Publications Details
Feature selection, clustering, and prototype placement for turbulence data sets
Barone, Matthew F.; Ray, Jaideep R.; Domino, Stefan P.
This paper explores unsupervised learning approaches for analysis and categorization of turbulent flow data. Single point statistics from several high-fidelity turbulent flow simulation data sets are classified using a Gaussian mixture model clustering algorithm. Candidate features are proposed, which include barycentric coordinates of the Reynolds stress anisotropy tensor, as well as scalar and angular invariants of the Reynolds stress and mean strain rate tensors. A feature selection algorithm is applied to the data in a sequential fashion, flow by flow, to identify a good feature set and an optimal number of clusters for each data set. The algorithm is first applied to Direct Numerical Simulation data for plane channel flow, and produces clusters that are consistent with turbulent flow theory and empirical results that divide the channel flow into a number of regions (viscous sub-layer, log layer, etc).

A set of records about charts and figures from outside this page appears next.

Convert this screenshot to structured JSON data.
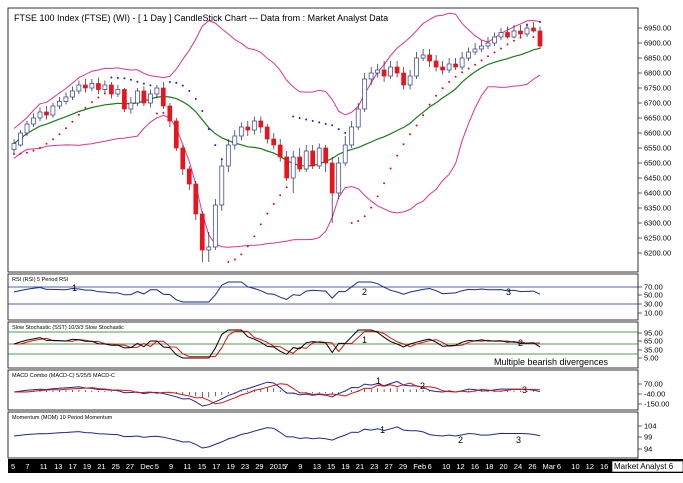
{
  "chart_data": [
    {
      "panel": "price",
      "type": "candlestick",
      "title": "FTSE 100 Index (FTSE) (WI) -  [ 1 Day ] CandleStick Chart --- Data from : Market Analyst Data",
      "ylim": [
        6150,
        6990
      ],
      "y_ticks": [
        "6950.00",
        "6900.00",
        "6850.00",
        "6800.00",
        "6750.00",
        "6700.00",
        "6650.00",
        "6600.00",
        "6550.00",
        "6500.00",
        "6450.00",
        "6400.00",
        "6350.00",
        "6300.00",
        "6250.00",
        "6200.00"
      ],
      "candles": [
        [
          6545,
          6565,
          6580,
          6530
        ],
        [
          6560,
          6600,
          6610,
          6555
        ],
        [
          6600,
          6630,
          6640,
          6590
        ],
        [
          6630,
          6650,
          6665,
          6620
        ],
        [
          6650,
          6670,
          6685,
          6640
        ],
        [
          6670,
          6660,
          6690,
          6645
        ],
        [
          6660,
          6690,
          6700,
          6650
        ],
        [
          6690,
          6705,
          6720,
          6680
        ],
        [
          6705,
          6720,
          6735,
          6695
        ],
        [
          6720,
          6740,
          6755,
          6710
        ],
        [
          6740,
          6760,
          6775,
          6730
        ],
        [
          6760,
          6750,
          6780,
          6735
        ],
        [
          6750,
          6765,
          6780,
          6740
        ],
        [
          6765,
          6745,
          6785,
          6730
        ],
        [
          6745,
          6760,
          6775,
          6735
        ],
        [
          6760,
          6730,
          6770,
          6715
        ],
        [
          6730,
          6745,
          6760,
          6720
        ],
        [
          6745,
          6680,
          6750,
          6670
        ],
        [
          6680,
          6700,
          6720,
          6665
        ],
        [
          6700,
          6740,
          6750,
          6690
        ],
        [
          6740,
          6700,
          6755,
          6690
        ],
        [
          6700,
          6730,
          6745,
          6685
        ],
        [
          6730,
          6750,
          6760,
          6715
        ],
        [
          6750,
          6690,
          6770,
          6680
        ],
        [
          6690,
          6640,
          6700,
          6620
        ],
        [
          6640,
          6550,
          6650,
          6540
        ],
        [
          6550,
          6480,
          6560,
          6460
        ],
        [
          6480,
          6430,
          6490,
          6410
        ],
        [
          6430,
          6330,
          6440,
          6310
        ],
        [
          6330,
          6210,
          6340,
          6170
        ],
        [
          6210,
          6220,
          6270,
          6170
        ],
        [
          6220,
          6360,
          6380,
          6210
        ],
        [
          6360,
          6490,
          6510,
          6340
        ],
        [
          6490,
          6560,
          6580,
          6470
        ],
        [
          6560,
          6590,
          6610,
          6545
        ],
        [
          6590,
          6620,
          6635,
          6575
        ],
        [
          6620,
          6610,
          6640,
          6590
        ],
        [
          6610,
          6640,
          6655,
          6595
        ],
        [
          6640,
          6620,
          6655,
          6600
        ],
        [
          6620,
          6580,
          6630,
          6565
        ],
        [
          6580,
          6560,
          6600,
          6545
        ],
        [
          6560,
          6520,
          6580,
          6505
        ],
        [
          6520,
          6450,
          6540,
          6440
        ],
        [
          6450,
          6520,
          6540,
          6400
        ],
        [
          6520,
          6480,
          6550,
          6470
        ],
        [
          6480,
          6540,
          6560,
          6470
        ],
        [
          6540,
          6490,
          6560,
          6480
        ],
        [
          6490,
          6550,
          6565,
          6480
        ],
        [
          6550,
          6500,
          6560,
          6470
        ],
        [
          6500,
          6400,
          6520,
          6300
        ],
        [
          6400,
          6500,
          6520,
          6380
        ],
        [
          6500,
          6560,
          6590,
          6490
        ],
        [
          6560,
          6620,
          6640,
          6550
        ],
        [
          6620,
          6680,
          6700,
          6610
        ],
        [
          6680,
          6780,
          6800,
          6670
        ],
        [
          6780,
          6800,
          6820,
          6760
        ],
        [
          6800,
          6810,
          6830,
          6785
        ],
        [
          6810,
          6790,
          6840,
          6770
        ],
        [
          6790,
          6820,
          6840,
          6780
        ],
        [
          6820,
          6800,
          6840,
          6785
        ],
        [
          6800,
          6760,
          6820,
          6745
        ],
        [
          6760,
          6790,
          6810,
          6745
        ],
        [
          6790,
          6850,
          6870,
          6780
        ],
        [
          6850,
          6860,
          6880,
          6840
        ],
        [
          6860,
          6840,
          6880,
          6820
        ],
        [
          6840,
          6820,
          6860,
          6805
        ],
        [
          6820,
          6810,
          6840,
          6795
        ],
        [
          6810,
          6830,
          6850,
          6800
        ],
        [
          6830,
          6820,
          6850,
          6810
        ],
        [
          6820,
          6850,
          6870,
          6810
        ],
        [
          6850,
          6870,
          6885,
          6840
        ],
        [
          6870,
          6880,
          6900,
          6860
        ],
        [
          6880,
          6890,
          6910,
          6870
        ],
        [
          6890,
          6900,
          6920,
          6880
        ],
        [
          6900,
          6920,
          6935,
          6890
        ],
        [
          6920,
          6935,
          6950,
          6910
        ],
        [
          6935,
          6920,
          6955,
          6915
        ],
        [
          6920,
          6940,
          6960,
          6915
        ],
        [
          6940,
          6930,
          6960,
          6920
        ],
        [
          6930,
          6950,
          6965,
          6920
        ],
        [
          6950,
          6940,
          6970,
          6935
        ],
        [
          6940,
          6890,
          6955,
          6880
        ]
      ]
    },
    {
      "panel": "rsi",
      "type": "line",
      "label": "RSI (RSI) 5 Period RSI",
      "y_ticks": [
        "70.00",
        "50.00",
        "30.00",
        "10.00"
      ],
      "annotations": [
        "1",
        "2",
        "3"
      ]
    },
    {
      "panel": "stochastic",
      "type": "line",
      "label": "Slow Stochastic (SST) 10/3/3 Slow Stochastic",
      "y_ticks": [
        "95.00",
        "65.00",
        "35.00",
        "5.00"
      ],
      "annotations": [
        "1",
        "2"
      ],
      "note": "Multiple bearish divergences"
    },
    {
      "panel": "macd",
      "type": "line",
      "label": "MACD Combo (MACD-C) 5/25/5 MACD-C",
      "y_ticks": [
        "70.00",
        "-40.00",
        "-150.00"
      ],
      "annotations": [
        "1",
        "2",
        "3"
      ]
    },
    {
      "panel": "momentum",
      "type": "line",
      "label": "Momentum (MOM) 10 Period Momentum",
      "y_ticks": [
        "104",
        "99",
        "94"
      ],
      "annotations": [
        "1",
        "2",
        "3"
      ]
    },
    {
      "panel": "x-axis",
      "type": "axis",
      "x_ticks": [
        "5",
        "7",
        "11",
        "13",
        "17",
        "19",
        "21",
        "25",
        "27",
        "Dec",
        "5",
        "9",
        "11",
        "15",
        "17",
        "19",
        "23",
        "29",
        "2015",
        "7",
        "9",
        "13",
        "15",
        "19",
        "21",
        "23",
        "27",
        "29",
        "Feb",
        "6",
        "10",
        "12",
        "16",
        "18",
        "20",
        "24",
        "26",
        "Mar",
        "6",
        "10",
        "12",
        "16"
      ],
      "footer": "Market Analyst 6"
    }
  ]
}
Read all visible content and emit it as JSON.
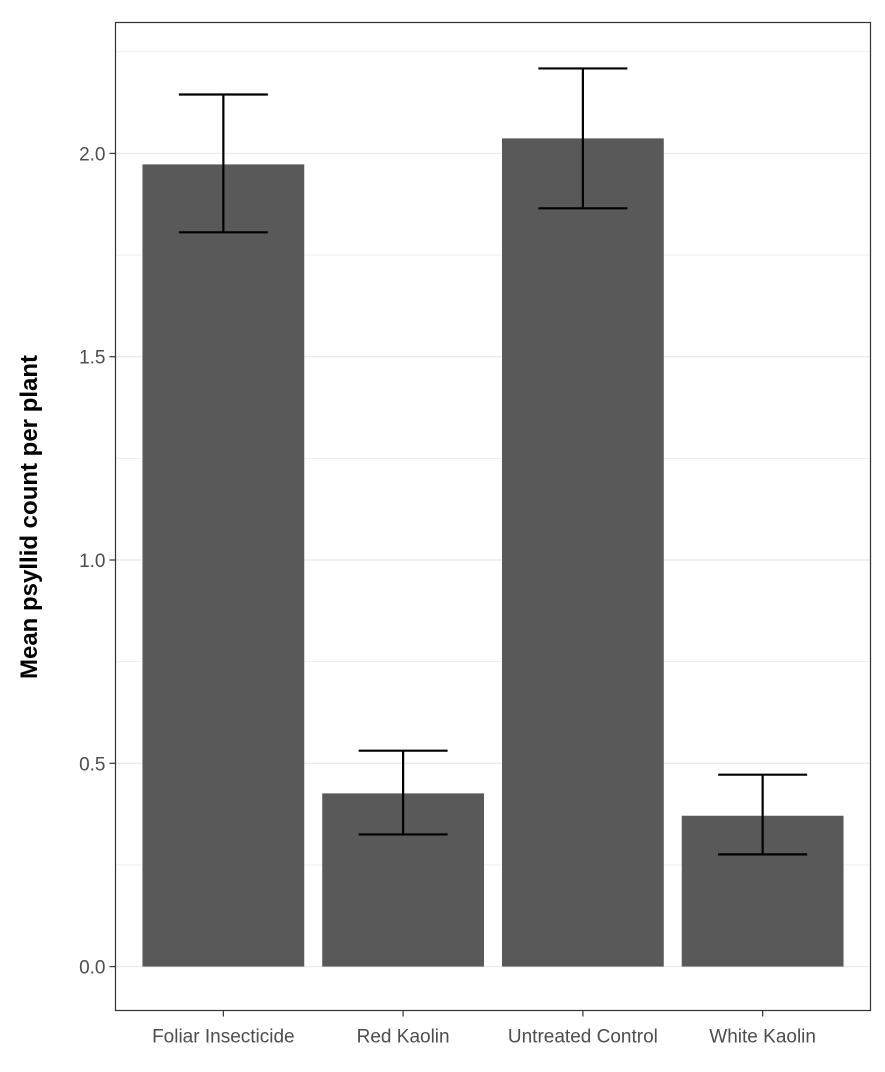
{
  "chart_data": {
    "type": "bar",
    "title": "",
    "xlabel": "",
    "ylabel": "Mean psyllid count per plant",
    "categories": [
      "Foliar Insecticide",
      "Red Kaolin",
      "Untreated Control",
      "White Kaolin"
    ],
    "values": [
      1.973,
      0.426,
      2.037,
      0.371
    ],
    "error_lower": [
      1.806,
      0.325,
      1.865,
      0.276
    ],
    "error_upper": [
      2.145,
      0.531,
      2.209,
      0.472
    ],
    "ylim": [
      -0.108,
      2.322
    ],
    "yticks": [
      0.0,
      0.5,
      1.0,
      1.5,
      2.0
    ],
    "ytick_labels": [
      "0.0",
      "0.5",
      "1.0",
      "1.5",
      "2.0"
    ],
    "grid": true,
    "bar_color": "#595959",
    "error_bar_color": "#000000"
  }
}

Clusters are then identified for flow over a wavy-walled channel, flow over a bump in a channel, and flow past a square cylinder. Some clusters are closely identified with the anisotropy state of the turbulence, as indicated by the location within the barycentric map of the Reynolds stress tensor. Other clusters can be connected to physical phenomena, such as boundary layer separation and free shear layers. Exemplar points from the clusters, or prototypes, are then identified using a prototype selection method. These exemplars summarize the dataset by a factor of 10 to 1000. The clustering and prototype selection algorithms provide a foundation for physics-based, semi-automated classification of turbulent flow states and extraction of a subset of data points that can serve as the basis for the development of explainable machine-learned turbulence models.